L’emprisonnement des Mots

Mots
Et si la confiance en soi était d’abord une affaire de dialogue intérieur ? 
Savez-vous qu’un enfant entre 1 et 8 ans entend en moyenne 30 000 fois, des mots négatifs ?
Ses parents, ses instituteurs pensant lui donner de bons conseils, ou bien pour le protéger, expriment verbalement des phrases et des mots qui sans le savoir deviennent de puissantes suggestions destructrices.

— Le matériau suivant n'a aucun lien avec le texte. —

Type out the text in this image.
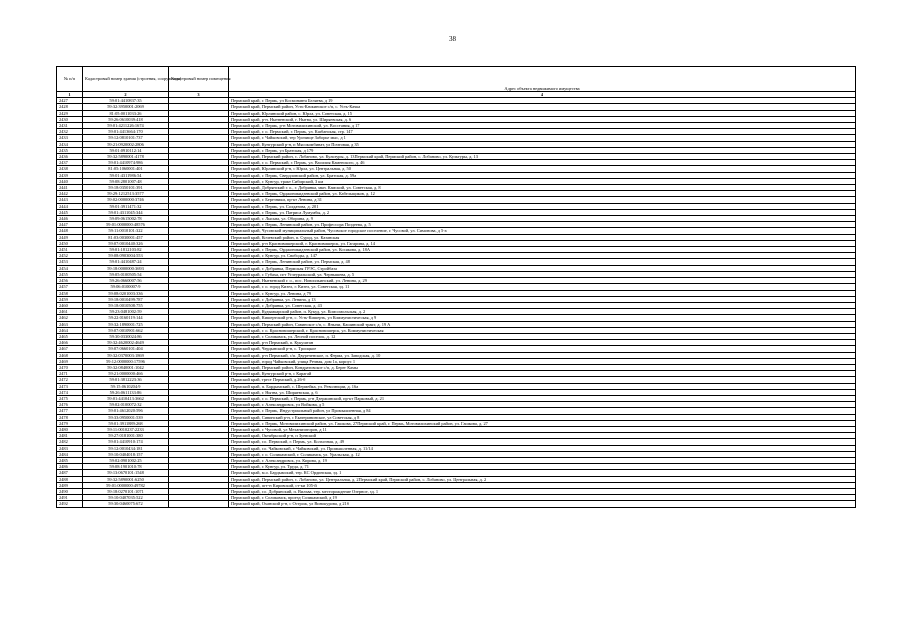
38
№ п/п	Кадастровый номер здания (строения, сооружения)	Кадастровый номер помещения	Адрес объекта недвижимого имущества
1	2	3	4
2427	59:01:4410837:35		Пермский край, г. Пермь, ул Космонавта Беляева, д 19
2428	59:32:3950001:2069		Пермский край, Пермский район, Усть-Качкинское с/п, с. Усть-Качка
2429	81:05:0011033:26		Пермский край, Юрлинский район, с. Юрла, ул. Советская, д. 15
2430	59:26:0610039:418		Пермский край, р-н. Нытвенский, г. Нытва, ул. Ширяевская, д. 6
2431	59:01:4211226:1674		Пермский край, г. Пермь, р-н Мотовилихинский, ул. Восстания, д 17
2432	59:01:4413664:170		Пермский край, г. о. Пермский, г. Пермь, ул. Кшбанская, стр. 147
2433	59:12:0810101:737		Пермский край, г. Чайковский, тер Урочище Заборье мыс, д 1
2434	59:21:0920002:2806		Пермский край, Кунгурский р-н, п Мясокомбинат, ул Почтовая, д 35
2435	59:01:0910112:14		Пермский край, г. Пермь, ул Братская, д 179
2436	59:32:5890001:4178		Пермский край, Пермский район, с. Лобаново, ул. Культуры, д. 13Пермский край, Пермский район, с. Лобаново, ул. Культуры, д. 13
2437	59:01:4410974:986		Пермский край, г. о. Пермский, г. Пермь, ул. Василия Каменского, д. 46
2438	81:05:1060001:401		Пермский край, Юрлинский р-н, с Юрла, ул. Центральная, д. 50
2439	59:01:4311986:54		Пермский край, г. Пермь, Свердловский район, ул. Братская, д. 59а
2440	59:08:2801007:48		Пермский край, г. Кунгур, тракт Сибирский, 3 км
2441	59:18:0350101:391		Пермский край, Добрянский г. о., г. Добрянка, мкн. Камский, ул. Советская, д. 8
2442	59:29:1212513:3577		Пермский край, г. Пермь, Орджоникидзевский район, ул. Кабельщиков, д. 12
2443	59:02:0000000:3746		Пермский край, г. Березники, пр-кт Ленина, д 31
2444	59:01:3911471:32		Пермский край, г. Пермь, ул. Солдатова, д. 201
2445	59:01:4311045:344		Пермский край, г. Пермь, ул. Патриса Лумумбы, д. 2
2446	59:09:0615002:78		Пермский край, г. Лысьва, ул. Оборина, д. 9
2447	59:01:0000000:48576		Пермский край, г. Пермь, Ленинский район, ул. Профессора Поздеева, д. 5
2448	59:11:0010101:322		Пермский край, Чусовской муниципальный район, Чусовское городское поселение, г. Чусовой, ул. Симонова, д 5-а
2449	81:03:0030001:457		Пермский край, Кочевский район, п. Сурод, ул. Казанская
2450	59:07:0010440:326		Пермский край, р-н Красновишерский, г. Красновишерск, ул. Гагарина, д. 14
2451	59:01:1812103:82		Пермский край, г. Пермь, Орджоникидзевский район, ул. Косякова, д. 18А
2452	59:08:0903004:553		Пермский край, г. Кунгур, ул. Свободы, д. 147
2453	59:01:4410487:24		Пермский край, г. Пермь, Ленинский район, ул. Пермская, д. 48
2454	59:18:0000000:3693		Пермский край, г. Добрянка, Пермская ГРЭС, Стройбаза
2455	59:05:0100505:54		Пермский край, г. Губаха, пгт Углеуральский, ул. Чернышева, д. 5
2456	59:26:0660007:56		Пермский край, Нытвенский г. о., пос. Новоильинский, ул. Ленина, д. 29
2457	59:06:0100007:9		Пермский край, г. о. город Кизел, г. Кизел, ул. Советская, зд. 11
2458	59:08:0201003:336		Пермский край, г. Кунгур, ул. Ленина, д 79
2459	59:18:0010499:787		Пермский край, г. Добрянка, ул. Ленина, д 13
2460	59:18:0010508:755		Пермский край, г. Добрянка, ул. Советская, д. 43
2461	59:23:0481002:59		Пермский край, Кудымкарский район, п. Кукуд, ул. Комсомольская, д. 2
2462	59:22:0160119:144		Пермский край, Кишертский р-н, с. Усть-Кишерть, ул Коммунистическая, д 9
2463	59:32:1890001:725		Пермский край, Пермский район, Савинское с/п, с. Янычи, Кашинский тракт, д. 19 А
2464	59:07:0010901:662		Пермский край, г. о. Красновишерский, г. Красновишерск, ул. Коммунистическая
2465	59:30:0330024:86		Пермский край, г. Соликамск, ул. Лесной поселок, д. 12
2466	59:32:4620002:4649		Пермский край, р-н Пермский, п. Кукуштан
2467	59:07:0660101:404		Пермский край, Чердынский р-н, с. Троицкое
2468	59:32:0370003:1869		Пермский край, р-н Пермский, с/п. Двуреченское, п. Ферма, ул. Заводская, д. 10
2469	59:12:0000000:17596		Пермский край, город Чайковский, улица Речная, дом 1а, корпус 1
2470	59:32:0840001:1042		Пермский край, Пермский район, Кондратовское с/п, д. Берег Камы
2471	59:21:0000000:466		Пермский край, Кунгурский р-н, с Карагай
2472	59:01:3812223:36		Пермский край, трест Пермский, д.26-б
2473	59:15:0610204:9		Пермский край, п. Бардымский, с. Шермейка, ул. Революции, д. 16а
2474	59:26:0611133:86		Пермский край, г. Нытва, ул. Ширяевская, д. 6
2475	59:01:4410413:3662		Пермский край, г. о. Пермский, г. Пермь, р-н Дзержинский, пр-кт Парковый, д. 21
2476	59:02:0100072:32		Пермский край, г. Александровск, ул Войкова, д 5
2477	59:01:4612020:596		Пермский край, г. Пермь, Индустриальный район, ул Промышленная, д 84
2478	59:33:0950001:539		Пермский край, Сивинский р-н, с Екатерининское, ул Советская, д 8
2479	59:01:3911889:268		Пермский край, г. Пермь, Мотовилихинский район, ул. Гашкова, 27Пермский край, г. Пермь, Мотовилихинский район, ул. Гашкова, д. 27
2480	59:11:0010237:2233		Пермский край, г. Чусовой, ул Механизаторов, д 11
2481	59:27:0181001:380		Пермский край, Октябрьский р-н, п Зуевский
2482	59:01:4410910:174		Пермский край, г.о. Пермский, г. Пермь, ул. Колхозная, д. 49
2483	59:12:0010434:181		Пермский край, г.о. Чайковский, г. Чайковский, ул. Промышленная, д. 11/14
2484	59:10:0404018:157		Пермский край, г. о. Соликамский, г. Соликамск, ул. Уральская, д. 12
2485	59:02:0901002:25		Пермский край, г. Александровск, ул. Кирова, д. 19
2486	59:08:1901010:78		Пермский край, г. Кунгур, ул. Труда, д. 71
2487	59:13:0670101:1548		Пермский край, м.о. Бардымский, тер. КС Ординская, зд. 1
2488	59:32:5890001:6250		Пермский край, Пермский район, с. Лобаново, ул. Центральная, д. 2Пермский край, Пермский район, с. Лобаново, ул. Центральная, д. 2
2489	59:01:0000000:49782		Пермский край, пгт-н Кировский, ст-ки 105-й
2490	59:18:0270101:1071		Пермский край, г.о. Добрянский, п. Вильва, тер. месторождение Озерное, зд. 1
2491	59:10:0407035:522		Пермский край, г. Соликамск, проезд Соликамский, д 19
2492	59:30:0460075:672		Пермский край, Оханский р-н, с Острож, ул Винокурова, д 21б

Voici quelques expressions :
– « Arrête ! »
– « Tu vas te faire mal ! »
– « Ne fais pas ceci ! »
– « Ne vas pas là ! »
– « Attention, tu vas tomber ! »
Il y en encore bien d’autres !
Le point commun à toutes ces phrases ?
Elles ont toutes un sous-entendu limitatif . Bien entendu, c’est pour son bien, mais, le fait est là ! Répétés, ressassés, son esprit absorbe ces injonctions. Mais comme à cet âge sa conscience ne filtre pas, c’est son subconscient qui « absorbe » ces messages négatifs.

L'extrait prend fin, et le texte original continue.